On 11/25/2021 10:31 AM, Helge Oldach wrote:
Allan Jude wrote on Thu, 25 Nov 2021 16:09:25 +0100 (CET):
On 11/25/2021 2:38 AM, Helge Oldach wrote:
hmo@p48 ~ $ for f in 0 1 2 3 8 16 32 64 128 ; do echo -n $f:; env OPENSSL_armcap=$f 
openssl speed -evp aes-256-gcm 2>&1 | tail -1 | cut -wf7; done
0:42295.15k
1:23891.19k
2:42208.57k
3:23970.56k
8:42354.98k
16:42199.06k
32:size
Illegal instruction (core dumped)
64:42322.42k
128:42275.00k
hmo@p48 ~ $

So I guess HWCAP_FP is the culprit? Maybe related to hard/soft floating
point math which indeed is kind of special on the Pi?

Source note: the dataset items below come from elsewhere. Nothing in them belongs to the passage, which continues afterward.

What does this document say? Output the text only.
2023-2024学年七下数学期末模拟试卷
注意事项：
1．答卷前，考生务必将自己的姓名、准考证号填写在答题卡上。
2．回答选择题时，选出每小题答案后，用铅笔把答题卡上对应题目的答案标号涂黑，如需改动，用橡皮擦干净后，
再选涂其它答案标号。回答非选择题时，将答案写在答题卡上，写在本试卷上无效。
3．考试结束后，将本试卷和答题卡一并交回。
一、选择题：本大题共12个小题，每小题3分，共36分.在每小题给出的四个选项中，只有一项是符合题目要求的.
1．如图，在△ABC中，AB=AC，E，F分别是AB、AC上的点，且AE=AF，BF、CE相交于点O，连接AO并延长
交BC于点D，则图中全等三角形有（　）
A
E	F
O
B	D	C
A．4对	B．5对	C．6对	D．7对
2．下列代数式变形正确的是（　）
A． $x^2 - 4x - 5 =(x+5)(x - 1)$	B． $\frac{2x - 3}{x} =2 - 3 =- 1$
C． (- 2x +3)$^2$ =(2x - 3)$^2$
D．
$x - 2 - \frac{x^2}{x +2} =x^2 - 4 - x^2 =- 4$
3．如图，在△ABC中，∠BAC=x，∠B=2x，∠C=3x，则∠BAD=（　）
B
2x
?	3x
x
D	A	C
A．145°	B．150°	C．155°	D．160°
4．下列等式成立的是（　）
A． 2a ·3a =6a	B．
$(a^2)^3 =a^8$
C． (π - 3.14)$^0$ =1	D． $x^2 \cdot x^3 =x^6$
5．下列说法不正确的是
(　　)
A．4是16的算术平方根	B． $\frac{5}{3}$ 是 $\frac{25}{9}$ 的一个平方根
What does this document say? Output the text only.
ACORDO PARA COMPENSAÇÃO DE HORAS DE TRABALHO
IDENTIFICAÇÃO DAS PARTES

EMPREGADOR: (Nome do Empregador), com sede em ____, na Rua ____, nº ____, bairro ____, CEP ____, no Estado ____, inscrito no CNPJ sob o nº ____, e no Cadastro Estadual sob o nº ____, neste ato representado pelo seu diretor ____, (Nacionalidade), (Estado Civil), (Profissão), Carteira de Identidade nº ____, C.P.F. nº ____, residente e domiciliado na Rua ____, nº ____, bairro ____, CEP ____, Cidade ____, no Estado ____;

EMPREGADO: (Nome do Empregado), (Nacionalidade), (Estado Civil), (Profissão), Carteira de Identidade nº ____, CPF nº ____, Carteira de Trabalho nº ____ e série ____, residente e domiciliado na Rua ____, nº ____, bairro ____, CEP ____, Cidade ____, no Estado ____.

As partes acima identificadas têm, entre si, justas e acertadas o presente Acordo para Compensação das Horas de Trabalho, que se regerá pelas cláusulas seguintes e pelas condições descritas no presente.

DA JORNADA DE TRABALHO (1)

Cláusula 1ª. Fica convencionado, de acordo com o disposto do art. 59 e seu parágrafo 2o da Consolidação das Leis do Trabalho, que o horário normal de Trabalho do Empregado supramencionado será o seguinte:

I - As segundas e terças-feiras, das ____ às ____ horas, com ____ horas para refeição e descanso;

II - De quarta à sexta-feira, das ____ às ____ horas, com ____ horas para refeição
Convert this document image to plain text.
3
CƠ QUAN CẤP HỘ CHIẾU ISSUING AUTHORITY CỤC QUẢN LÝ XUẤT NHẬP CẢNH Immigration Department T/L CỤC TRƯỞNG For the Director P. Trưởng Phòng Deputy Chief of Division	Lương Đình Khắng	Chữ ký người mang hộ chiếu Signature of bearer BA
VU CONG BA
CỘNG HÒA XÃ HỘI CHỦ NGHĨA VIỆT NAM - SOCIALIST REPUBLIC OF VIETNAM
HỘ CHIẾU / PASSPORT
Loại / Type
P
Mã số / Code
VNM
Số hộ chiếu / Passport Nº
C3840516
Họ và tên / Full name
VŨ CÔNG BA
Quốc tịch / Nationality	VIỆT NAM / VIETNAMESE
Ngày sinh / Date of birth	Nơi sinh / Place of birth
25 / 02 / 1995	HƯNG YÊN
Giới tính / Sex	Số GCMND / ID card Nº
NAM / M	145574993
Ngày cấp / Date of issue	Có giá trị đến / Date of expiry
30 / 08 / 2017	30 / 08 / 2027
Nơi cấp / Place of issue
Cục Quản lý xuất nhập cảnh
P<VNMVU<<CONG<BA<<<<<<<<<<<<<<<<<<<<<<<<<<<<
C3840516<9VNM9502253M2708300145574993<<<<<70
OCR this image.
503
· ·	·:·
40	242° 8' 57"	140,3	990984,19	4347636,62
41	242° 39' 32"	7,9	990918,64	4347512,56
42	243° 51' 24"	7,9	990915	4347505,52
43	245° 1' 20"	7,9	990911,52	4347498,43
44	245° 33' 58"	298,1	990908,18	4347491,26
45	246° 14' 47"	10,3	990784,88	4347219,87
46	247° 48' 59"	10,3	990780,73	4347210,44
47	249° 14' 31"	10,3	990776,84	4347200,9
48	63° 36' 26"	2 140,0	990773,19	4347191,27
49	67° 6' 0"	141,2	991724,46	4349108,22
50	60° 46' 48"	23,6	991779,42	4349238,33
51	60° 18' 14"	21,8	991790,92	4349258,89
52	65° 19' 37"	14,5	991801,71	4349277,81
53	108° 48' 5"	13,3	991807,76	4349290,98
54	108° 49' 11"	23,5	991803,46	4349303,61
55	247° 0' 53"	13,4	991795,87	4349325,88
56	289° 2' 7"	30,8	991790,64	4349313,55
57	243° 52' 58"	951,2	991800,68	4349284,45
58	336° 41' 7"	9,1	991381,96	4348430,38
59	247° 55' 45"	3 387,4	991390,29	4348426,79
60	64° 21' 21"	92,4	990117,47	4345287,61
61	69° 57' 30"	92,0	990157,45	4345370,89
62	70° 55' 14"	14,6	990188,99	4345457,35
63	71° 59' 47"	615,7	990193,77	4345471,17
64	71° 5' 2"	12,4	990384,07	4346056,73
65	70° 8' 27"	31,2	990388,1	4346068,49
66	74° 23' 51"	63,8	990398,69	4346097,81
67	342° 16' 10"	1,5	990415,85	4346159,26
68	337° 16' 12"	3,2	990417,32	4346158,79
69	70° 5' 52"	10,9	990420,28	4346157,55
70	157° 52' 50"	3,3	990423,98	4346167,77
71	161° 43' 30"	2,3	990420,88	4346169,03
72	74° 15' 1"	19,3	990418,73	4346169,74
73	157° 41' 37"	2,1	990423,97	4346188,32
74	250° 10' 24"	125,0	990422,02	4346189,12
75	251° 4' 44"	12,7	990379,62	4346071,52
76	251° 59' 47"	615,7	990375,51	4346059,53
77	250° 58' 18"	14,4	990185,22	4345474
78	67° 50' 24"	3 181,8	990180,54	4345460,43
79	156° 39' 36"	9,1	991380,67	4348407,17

So yeah, the issue seems to be that floating point on the RPi4 is slower
than not, but now openssl (properly) detects that the CPU advertises
support for it.

As seen elsewhere in the thread, most other ARM platforms get a very
significant speed boost.

So can we disable FP within OpenSSL for the RPi by default? This commit
basically introduced a regression for this platform and I think that
should be fixed.

Or it the root cause a suboptimal FP implementation that is not adequate
for the RPi?

Kind regards
Helge


The root cause is that the RPi4 advertises support for FP, but its FP is slow.

I don't know that there is an easy way to detect the RPi4 specifically. You might be able to just disable the FP bit by setting OPENSSL_armcap=~1 globally, or maybe via openssl.conf?